People will say that the college these students attend are paying them by giving them a scholarship, but most athletes are poor and struggling and the NCAA has strict guidelines on anything/everything outside of their sports. "Paying athletes anything beyond a scholarship would cause problems, particularly from a gender equity standpoint. What they seem to be referring to when he says 'gender equity' is Title IX federal regulations, which cut off funding of colleges if those colleges discriminate on the basis of sex. Paying male athletes more than female athletes could possibly be constructed as discrimination" (Meshefejian). Female student-athletes bring in far less money than male student-athletes so the schools would have to pay the male athletes more. "However, others argue that these athletes are producing revenues not only for the schools, which gives them the scholarships, but also for shoe companies, television networks, and the conference in which these schools belong to. Moreover, the equity problem could obviously be solved if all athletes playing for the schools receive the same base salary for their participation" (Meshefejian). I have come up with a way I feel these student athletes should be paid. My ideas are as follows:
D1 Schools: D2 Schools: D3 Schools:
Freshman- 1,000/month Freshman- $500/month Freshman- $250/month
Sophomore- $1,500/month Sophomore- $1,000/month Sophomore- $750/month
Junior- $2,000/month Junior- $1,500/month Junior- $1,250/month
Senior- $2,500 Senior- $2,000/month Senior- $1,750/month
The way that I'd set this payment system up is, the schools a student is attending would put money away in a savings account that the said student would not be able to access until they graduate. I feel that this system would increase the graduation rates significantly because knowing that if you graduate you'll have some money for you when you graduate that you can use to start your life just in case you happen not to make the pros. Only about 3% of all student athletes make it to the pros in all of college sports, which is not a very big number at all. These payments would only take place while the student is in school as well.

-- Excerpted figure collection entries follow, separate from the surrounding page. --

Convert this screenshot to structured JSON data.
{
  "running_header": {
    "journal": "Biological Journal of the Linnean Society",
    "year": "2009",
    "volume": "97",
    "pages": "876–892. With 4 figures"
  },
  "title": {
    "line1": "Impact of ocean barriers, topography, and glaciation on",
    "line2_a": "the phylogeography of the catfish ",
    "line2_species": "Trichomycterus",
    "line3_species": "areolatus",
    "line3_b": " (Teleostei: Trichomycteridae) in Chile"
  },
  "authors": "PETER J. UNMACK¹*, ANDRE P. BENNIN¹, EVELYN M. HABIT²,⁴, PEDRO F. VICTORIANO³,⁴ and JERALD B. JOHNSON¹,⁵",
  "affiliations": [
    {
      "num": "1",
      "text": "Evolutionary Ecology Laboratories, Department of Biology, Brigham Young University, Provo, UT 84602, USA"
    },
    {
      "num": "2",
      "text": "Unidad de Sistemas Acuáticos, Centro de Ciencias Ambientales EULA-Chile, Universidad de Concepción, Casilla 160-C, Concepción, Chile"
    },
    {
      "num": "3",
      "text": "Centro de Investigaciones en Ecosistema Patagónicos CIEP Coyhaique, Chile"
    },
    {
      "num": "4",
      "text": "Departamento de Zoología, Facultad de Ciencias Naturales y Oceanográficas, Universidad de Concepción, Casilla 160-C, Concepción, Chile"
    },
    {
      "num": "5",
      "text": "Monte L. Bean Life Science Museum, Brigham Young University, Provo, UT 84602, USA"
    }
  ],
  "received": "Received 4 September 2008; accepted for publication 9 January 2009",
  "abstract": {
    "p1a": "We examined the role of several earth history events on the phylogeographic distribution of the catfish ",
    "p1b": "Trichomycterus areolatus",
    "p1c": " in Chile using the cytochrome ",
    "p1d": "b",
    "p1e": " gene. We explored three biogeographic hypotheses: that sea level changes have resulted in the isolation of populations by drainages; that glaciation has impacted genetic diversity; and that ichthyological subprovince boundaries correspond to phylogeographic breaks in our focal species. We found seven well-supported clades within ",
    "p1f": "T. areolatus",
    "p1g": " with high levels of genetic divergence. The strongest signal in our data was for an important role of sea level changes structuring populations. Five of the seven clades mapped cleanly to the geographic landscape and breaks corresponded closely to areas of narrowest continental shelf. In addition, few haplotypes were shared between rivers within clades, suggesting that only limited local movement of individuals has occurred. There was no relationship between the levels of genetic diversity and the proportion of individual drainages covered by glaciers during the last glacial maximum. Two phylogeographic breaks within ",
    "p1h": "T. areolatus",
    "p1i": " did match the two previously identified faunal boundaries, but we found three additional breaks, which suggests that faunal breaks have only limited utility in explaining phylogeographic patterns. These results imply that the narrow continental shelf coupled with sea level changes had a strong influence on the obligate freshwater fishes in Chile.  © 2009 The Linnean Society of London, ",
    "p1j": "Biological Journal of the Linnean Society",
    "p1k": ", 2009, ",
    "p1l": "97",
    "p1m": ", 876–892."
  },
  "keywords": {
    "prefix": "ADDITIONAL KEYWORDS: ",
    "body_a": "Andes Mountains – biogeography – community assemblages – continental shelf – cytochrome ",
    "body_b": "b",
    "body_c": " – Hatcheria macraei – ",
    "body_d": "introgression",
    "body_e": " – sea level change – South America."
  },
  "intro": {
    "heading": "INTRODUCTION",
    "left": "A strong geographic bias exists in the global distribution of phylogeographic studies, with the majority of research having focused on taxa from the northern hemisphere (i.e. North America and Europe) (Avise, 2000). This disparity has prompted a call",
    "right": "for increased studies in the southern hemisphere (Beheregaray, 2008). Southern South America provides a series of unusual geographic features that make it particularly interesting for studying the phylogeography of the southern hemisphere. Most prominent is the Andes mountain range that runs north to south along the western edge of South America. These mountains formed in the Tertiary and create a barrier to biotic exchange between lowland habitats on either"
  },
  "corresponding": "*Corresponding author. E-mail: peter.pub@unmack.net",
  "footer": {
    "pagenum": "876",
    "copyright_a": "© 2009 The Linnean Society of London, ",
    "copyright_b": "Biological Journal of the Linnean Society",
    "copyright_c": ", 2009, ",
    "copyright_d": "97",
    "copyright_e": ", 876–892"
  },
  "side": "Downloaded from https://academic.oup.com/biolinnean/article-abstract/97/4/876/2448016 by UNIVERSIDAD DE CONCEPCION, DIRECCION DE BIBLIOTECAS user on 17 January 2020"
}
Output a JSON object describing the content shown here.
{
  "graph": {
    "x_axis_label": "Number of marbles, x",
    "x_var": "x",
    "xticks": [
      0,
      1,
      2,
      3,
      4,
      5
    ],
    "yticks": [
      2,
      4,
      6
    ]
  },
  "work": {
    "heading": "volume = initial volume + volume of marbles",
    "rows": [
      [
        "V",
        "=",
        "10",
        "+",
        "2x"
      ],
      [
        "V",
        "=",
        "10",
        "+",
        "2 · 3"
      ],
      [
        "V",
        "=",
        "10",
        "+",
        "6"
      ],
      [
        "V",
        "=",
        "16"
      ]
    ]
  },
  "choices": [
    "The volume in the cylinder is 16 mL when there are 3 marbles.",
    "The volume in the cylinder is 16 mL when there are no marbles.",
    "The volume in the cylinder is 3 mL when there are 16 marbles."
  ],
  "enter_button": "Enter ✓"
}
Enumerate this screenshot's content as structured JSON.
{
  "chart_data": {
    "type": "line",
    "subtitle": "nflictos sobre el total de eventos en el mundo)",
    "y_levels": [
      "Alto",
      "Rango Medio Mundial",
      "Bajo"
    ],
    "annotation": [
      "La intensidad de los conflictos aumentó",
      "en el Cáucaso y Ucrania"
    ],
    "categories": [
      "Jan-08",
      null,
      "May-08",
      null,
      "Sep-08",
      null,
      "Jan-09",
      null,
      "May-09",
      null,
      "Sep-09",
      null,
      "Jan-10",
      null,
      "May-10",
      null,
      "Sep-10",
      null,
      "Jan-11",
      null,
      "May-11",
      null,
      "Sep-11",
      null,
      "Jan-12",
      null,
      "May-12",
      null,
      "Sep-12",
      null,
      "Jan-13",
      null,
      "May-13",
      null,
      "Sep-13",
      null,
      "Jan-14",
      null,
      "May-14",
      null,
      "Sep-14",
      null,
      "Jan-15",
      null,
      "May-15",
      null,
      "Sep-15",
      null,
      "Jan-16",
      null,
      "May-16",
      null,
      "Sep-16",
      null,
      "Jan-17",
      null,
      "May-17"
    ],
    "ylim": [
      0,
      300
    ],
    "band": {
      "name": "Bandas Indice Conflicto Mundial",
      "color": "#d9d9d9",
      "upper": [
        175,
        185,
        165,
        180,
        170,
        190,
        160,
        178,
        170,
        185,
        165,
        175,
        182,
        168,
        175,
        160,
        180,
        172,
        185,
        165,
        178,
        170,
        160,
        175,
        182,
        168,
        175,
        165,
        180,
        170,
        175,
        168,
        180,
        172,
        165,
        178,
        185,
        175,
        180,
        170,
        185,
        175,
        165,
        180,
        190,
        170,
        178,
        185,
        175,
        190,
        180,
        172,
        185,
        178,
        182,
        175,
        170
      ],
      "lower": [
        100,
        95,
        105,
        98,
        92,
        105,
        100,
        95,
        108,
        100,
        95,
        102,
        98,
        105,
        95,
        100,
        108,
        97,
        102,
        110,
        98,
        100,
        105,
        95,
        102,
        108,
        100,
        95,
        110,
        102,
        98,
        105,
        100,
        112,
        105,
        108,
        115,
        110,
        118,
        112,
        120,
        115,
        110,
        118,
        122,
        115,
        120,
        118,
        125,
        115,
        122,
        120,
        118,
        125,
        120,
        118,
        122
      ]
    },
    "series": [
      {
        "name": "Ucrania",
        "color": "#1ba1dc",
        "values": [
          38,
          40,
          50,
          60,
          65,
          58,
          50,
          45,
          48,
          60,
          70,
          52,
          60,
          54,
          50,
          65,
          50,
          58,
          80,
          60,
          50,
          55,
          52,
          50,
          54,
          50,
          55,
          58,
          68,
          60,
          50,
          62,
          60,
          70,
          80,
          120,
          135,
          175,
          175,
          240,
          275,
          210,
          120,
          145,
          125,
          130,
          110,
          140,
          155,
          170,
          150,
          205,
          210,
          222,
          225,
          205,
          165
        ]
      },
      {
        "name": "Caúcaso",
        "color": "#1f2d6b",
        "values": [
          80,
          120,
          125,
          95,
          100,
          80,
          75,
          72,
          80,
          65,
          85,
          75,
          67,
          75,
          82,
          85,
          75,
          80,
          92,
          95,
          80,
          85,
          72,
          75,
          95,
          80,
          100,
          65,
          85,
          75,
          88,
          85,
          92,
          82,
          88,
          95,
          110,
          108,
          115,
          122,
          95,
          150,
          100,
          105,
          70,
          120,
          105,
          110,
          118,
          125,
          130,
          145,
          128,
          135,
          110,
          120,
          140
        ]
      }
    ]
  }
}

In conclusion, college athletes should be paid because collegiate student-athletes bring in a large sum of money for their school and college athletes sacrifice more than you'd expect to play the sport they love. After being given all of these facts such as: the amount of money colleges actually make, the time these athletes put in to entertain all of us around the world, and the strict rules and regulations the NCAA has on the athletes that play to make their pockets deeper, it's obvious that college athletes should be paid for playing college sports.